– Nie mam zamiaru być prezesem nowej miejskiej spółki – stanowczo stwierdził Michał Przepiera, wiceprezydent Szczecina. I szczegółowo odpowiadał na pytania radnych miejskich dotyczące utworzenia nowej spółki Szczecińskie Inwestycje Miejskie. Wbrew wcześniejszym zapowiedziom uchwała o jej utworzeniu będzie dyskutowana na najbliższej sesji Rady Miasta we wtorek 28 marca.

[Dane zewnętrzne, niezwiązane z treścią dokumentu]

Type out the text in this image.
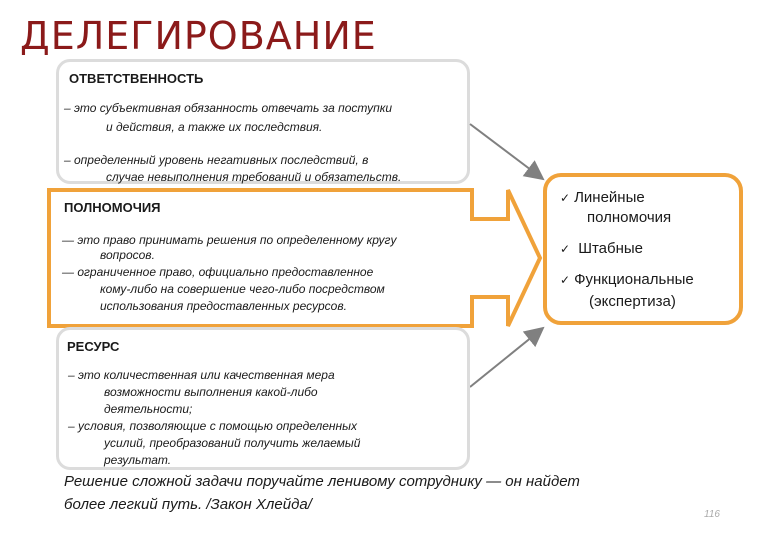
ДЕЛЕГИРОВАНИЕ
ОТВЕТСТВЕННОСТЬ
– это субъективная обязанность отвечать за поступки
и действия, а также их последствия.
– определенный уровень негативных последствий, в
случае невыполнения требований и обязательств.
ПОЛНОМОЧИЯ
— это право принимать решения по определенному кругу
вопросов.
— ограниченное право, официально предоставленное
кому-либо на совершение чего-либо посредством
использования предоставленных ресурсов.
РЕСУРС
– это количественная или качественная мера
возможности выполнения какой-либо
деятельности;
– условия, позволяющие с помощью определенных
усилий, преобразований получить желаемый
результат.
✓ Линейные
полномочия
✓ Штабные
✓ Функциональные
(экспертиза)
Решение сложной задачи поручайте ленивому сотруднику — он найдет
более легкий путь. /Закон Хлейда/
116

„Kurier” jako pierwszy zaprezentował wstępnie założenia nowej spółki, jaka ma powstać z udziałem miasta – Szczecińskie Inwestycje Miejskie. Ma ona przejąć na siebie realizację wszystkich miejskich inwestycji w Szczecinie – od przygotowania dokumentacji, poprzez wykonanie aż po prace pogwarancyjne. Spółka, choć jeszcze nie powstała, już budzi emocje wśród radnych. Próbował je rozwiać wiceprezydent Szczecina Michał Przepiera na spotkaniu z radnymi z Komisji Gospodarki Komunalnej, Rewitalizacji i Ochrony Środowiska Rady Miasta Szczecin.

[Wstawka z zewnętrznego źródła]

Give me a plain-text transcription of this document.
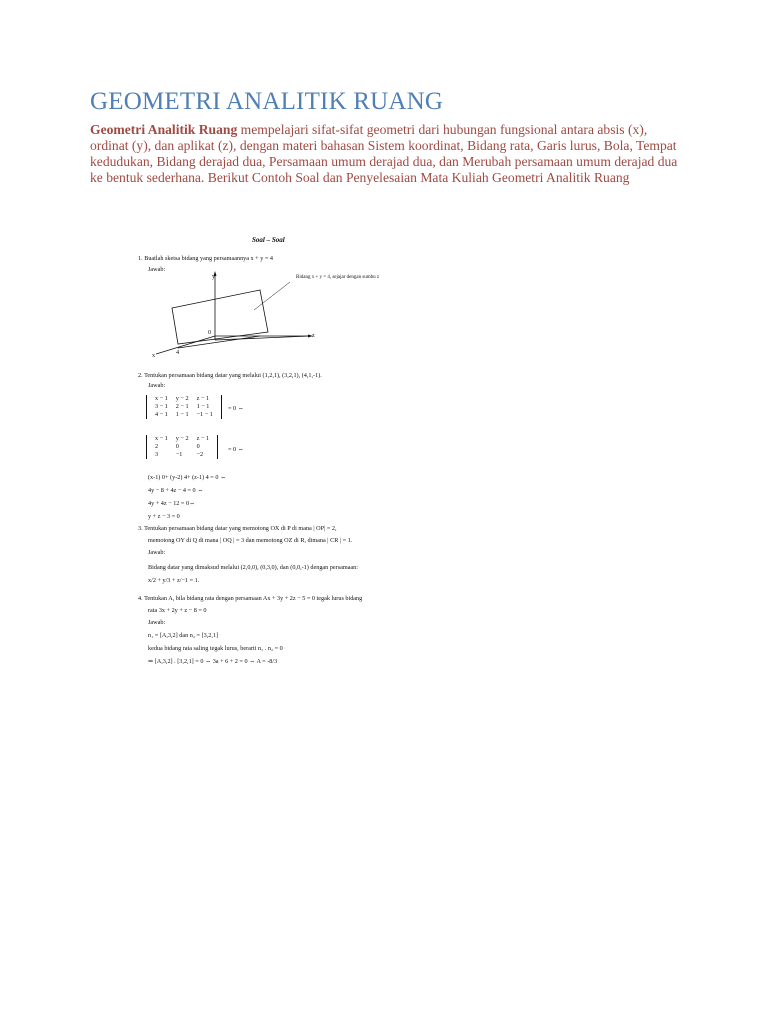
GEOMETRI ANALITIK RUANG
Geometri Analitik Ruang mempelajari sifat-sifat geometri dari hubungan fungsional antara absis (x), ordinat (y), dan aplikat (z), dengan materi bahasan Sistem koordinat, Bidang rata, Garis lurus, Bola, Tempat kedudukan, Bidang derajad dua, Persamaan umum derajad dua, dan Merubah persamaan umum derajad dua ke bentuk sederhana. Berikut Contoh Soal dan Penyelesaian Mata Kuliah Geometri Analitik Ruang
Soal – Soal
1. Buatlah sketsa bidang yang persamaannya x + y = 4
Jawab:
Bidang x + y = 4, sejajar dengan sumbu z
y
z
x
0
4
2. Tentukan persamaan bidang datar yang melalui (1,2,1), (3,2,1), (4,1,-1).
Jawab:
x − 1	y − 2	z − 1
3 − 1	2 − 1	1 − 1
4 − 1	1 − 1	−1 − 1
= 0 ⇔
x − 1	y − 2	z − 1
2	0	0
3	−1	−2
= 0 ⇔
(x-1) 0+ (y-2) 4+ (z-1) 4 = 0 ⇔
4y − 8 + 4z − 4 = 0 ⇔
4y + 4z − 12 = 0⇔
y + z − 3 = 0
3. Tentukan persamaan bidang datar yang memotong OX di P di mana | OP| = 2,
memotong OY di Q di mana | OQ | = 3 dan memotong OZ di R, dimana | CR | = 1.
Jawab:
Bidang datar yang dimaksud melalui (2,0,0), (0,3,0), dan (0,0,-1) dengan persamaan:
x/2 + y/3 + z/−1 = 1.
4. Tentukan A, bila bidang rata dengan persamaan Ax + 3y + 2z − 5 = 0 tegak lurus bidang
rata 3x + 2y + z − 8 = 0
Jawab:
n₁ = [A,3,2] dan n₂ = [3,2,1]
kedua bidang rata saling tegak lurus, berarti n₁ . n₂ = 0
⇒ [A,3,2] . [3,2,1] = 0 ⇔ 3a + 6 + 2 = 0 ⇔ A = -8/3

– Trzeba powiedzieć sobie jasno – inwestycje w Szczecinie nie są prowadzone tak, jak trzeba. Dlatego pojawiła się propozycja, czy nie skorzystać z pomysłów przetrenowanych już w innych miastach, np. Wrocławiu, czyli utworzenia podmiotu, który będzie się zajmował inwestycjami miejskimi. Od samego początku, czyli działań projektowych, a nawet koncepcyjnych jakiejś inwestycji aż do działań gwarancyjnych i pogwarancyjnych. Będzie się także zajmować przetargami – mówił wiceprezydent Przepiera.
Radni dopytywali o to, co się stanie z Wydziałem Inwestycji Miejskich UM.
– Pewne procesy w tej jednostce toczą się źle. Jego pracownicy zasilą szeregi nowej spółki. Ale nie będzie to przejście na zasadzie 1:1. Drużynę będzie sobie dobierał nowy szef – dodał wiceprezydent.
Dariusz Staniewski
Fot. Dariusz Gorajski
Więcej w poniedziałkowym "Kurierze Szczecińskim", e-wydaniu i wydaniu cyfrowym
z 27 marca 2017 r.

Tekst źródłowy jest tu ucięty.